La mission d’observation est mandatée pour observer les élections dans les Etats Membres et pour évaluer leur conformité aux normes internationales, en particulier le Protocole de la CIRGL relatif à la Démocratie et à la Bonne Gouvernance, et pour donner une déclaration préliminaire à savoir si les élections sont paisibles, justes et transparentes selon le mandat de la CIRGL.

Les observateurs rencontreront la Commission Electorale, les autorités gouvernementales, les partis politiques et d’autres parties prenantes pour établir l’état de préparation et des défis faisant face à la conformité avec le droit électoral et les directives.

À la fin de l’observation, les représentants pourront soumettre un rapport sur le processus de vote à partager avec les autorités et le Comité interministériel régional de la CIRGL comme stipulés dans le Protocole. Ils élaboreront également des recommandations pour des améliorations de tels processus dans les Etats membres de la CIRGL et conseilleront le Secrétariat sur des actions devant être conduites à l’avenir.

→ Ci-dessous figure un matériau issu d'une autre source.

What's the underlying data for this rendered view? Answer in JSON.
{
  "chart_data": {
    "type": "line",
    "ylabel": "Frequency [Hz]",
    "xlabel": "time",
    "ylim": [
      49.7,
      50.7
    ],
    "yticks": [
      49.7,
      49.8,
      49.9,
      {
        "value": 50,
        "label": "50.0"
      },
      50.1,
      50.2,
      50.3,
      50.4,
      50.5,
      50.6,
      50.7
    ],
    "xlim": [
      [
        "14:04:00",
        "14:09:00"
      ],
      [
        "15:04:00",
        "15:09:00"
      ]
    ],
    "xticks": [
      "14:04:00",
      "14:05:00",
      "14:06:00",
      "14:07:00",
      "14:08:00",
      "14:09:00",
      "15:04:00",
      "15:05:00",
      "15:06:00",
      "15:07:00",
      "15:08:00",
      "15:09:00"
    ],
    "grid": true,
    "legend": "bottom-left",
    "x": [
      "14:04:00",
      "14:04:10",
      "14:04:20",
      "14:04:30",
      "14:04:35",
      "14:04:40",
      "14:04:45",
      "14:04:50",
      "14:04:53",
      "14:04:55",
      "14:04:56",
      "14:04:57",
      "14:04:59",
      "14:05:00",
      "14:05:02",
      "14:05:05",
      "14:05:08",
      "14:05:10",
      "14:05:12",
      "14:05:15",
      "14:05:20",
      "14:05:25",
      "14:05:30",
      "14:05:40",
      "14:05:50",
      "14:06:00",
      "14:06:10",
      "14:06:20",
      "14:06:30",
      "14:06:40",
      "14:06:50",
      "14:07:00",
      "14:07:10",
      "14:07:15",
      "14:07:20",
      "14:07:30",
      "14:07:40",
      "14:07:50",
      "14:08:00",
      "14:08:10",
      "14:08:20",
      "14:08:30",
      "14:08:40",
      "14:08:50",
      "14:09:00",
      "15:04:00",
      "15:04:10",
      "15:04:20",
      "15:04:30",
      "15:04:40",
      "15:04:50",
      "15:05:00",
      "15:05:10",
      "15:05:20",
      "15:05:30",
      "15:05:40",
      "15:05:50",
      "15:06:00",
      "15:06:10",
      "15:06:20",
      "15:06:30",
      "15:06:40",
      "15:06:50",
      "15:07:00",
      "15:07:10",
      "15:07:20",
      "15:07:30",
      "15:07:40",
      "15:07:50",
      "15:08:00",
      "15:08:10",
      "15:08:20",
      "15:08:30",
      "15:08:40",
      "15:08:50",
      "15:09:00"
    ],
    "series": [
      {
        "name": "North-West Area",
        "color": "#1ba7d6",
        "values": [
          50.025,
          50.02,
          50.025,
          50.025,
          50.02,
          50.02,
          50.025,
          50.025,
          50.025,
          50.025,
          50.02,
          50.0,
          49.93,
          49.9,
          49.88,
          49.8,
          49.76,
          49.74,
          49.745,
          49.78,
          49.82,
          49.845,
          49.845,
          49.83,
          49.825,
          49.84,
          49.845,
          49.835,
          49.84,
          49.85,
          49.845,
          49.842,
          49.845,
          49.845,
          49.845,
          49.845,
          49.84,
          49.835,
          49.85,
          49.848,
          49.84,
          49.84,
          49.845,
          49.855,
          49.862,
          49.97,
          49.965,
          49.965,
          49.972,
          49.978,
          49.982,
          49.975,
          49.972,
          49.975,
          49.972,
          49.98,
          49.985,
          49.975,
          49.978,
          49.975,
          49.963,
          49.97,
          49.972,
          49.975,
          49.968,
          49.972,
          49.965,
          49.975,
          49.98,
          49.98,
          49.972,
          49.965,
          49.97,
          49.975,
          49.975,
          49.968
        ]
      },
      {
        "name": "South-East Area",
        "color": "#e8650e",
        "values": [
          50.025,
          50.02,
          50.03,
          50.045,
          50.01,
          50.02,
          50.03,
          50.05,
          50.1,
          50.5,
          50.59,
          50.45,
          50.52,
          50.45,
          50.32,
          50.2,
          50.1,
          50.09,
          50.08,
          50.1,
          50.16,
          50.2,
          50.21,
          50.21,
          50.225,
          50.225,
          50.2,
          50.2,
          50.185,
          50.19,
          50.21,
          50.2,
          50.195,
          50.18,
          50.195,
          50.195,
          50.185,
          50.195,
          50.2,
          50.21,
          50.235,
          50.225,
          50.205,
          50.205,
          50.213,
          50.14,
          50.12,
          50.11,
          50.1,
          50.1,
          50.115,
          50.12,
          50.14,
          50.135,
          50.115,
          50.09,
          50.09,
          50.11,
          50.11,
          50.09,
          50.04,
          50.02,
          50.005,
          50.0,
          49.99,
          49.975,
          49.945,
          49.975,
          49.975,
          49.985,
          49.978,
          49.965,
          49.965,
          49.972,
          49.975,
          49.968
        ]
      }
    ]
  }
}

La mission électorale d’observation de la CIRGL pour les élections en Angola est composée de représentants en provenance de la République du Soudan, de la République du Rwanda, de la République du Kenya, de la RDC et de la République du Burundi.

Les observateurs de la CIRGL se déploieront dans les différentes parties du pays et collaboreront avec d’autres observateurs locaux et internationaux pour couvrir une plus grande superficie, ce qui donnera une image plus large de la façon dont des élections se sont déroulées.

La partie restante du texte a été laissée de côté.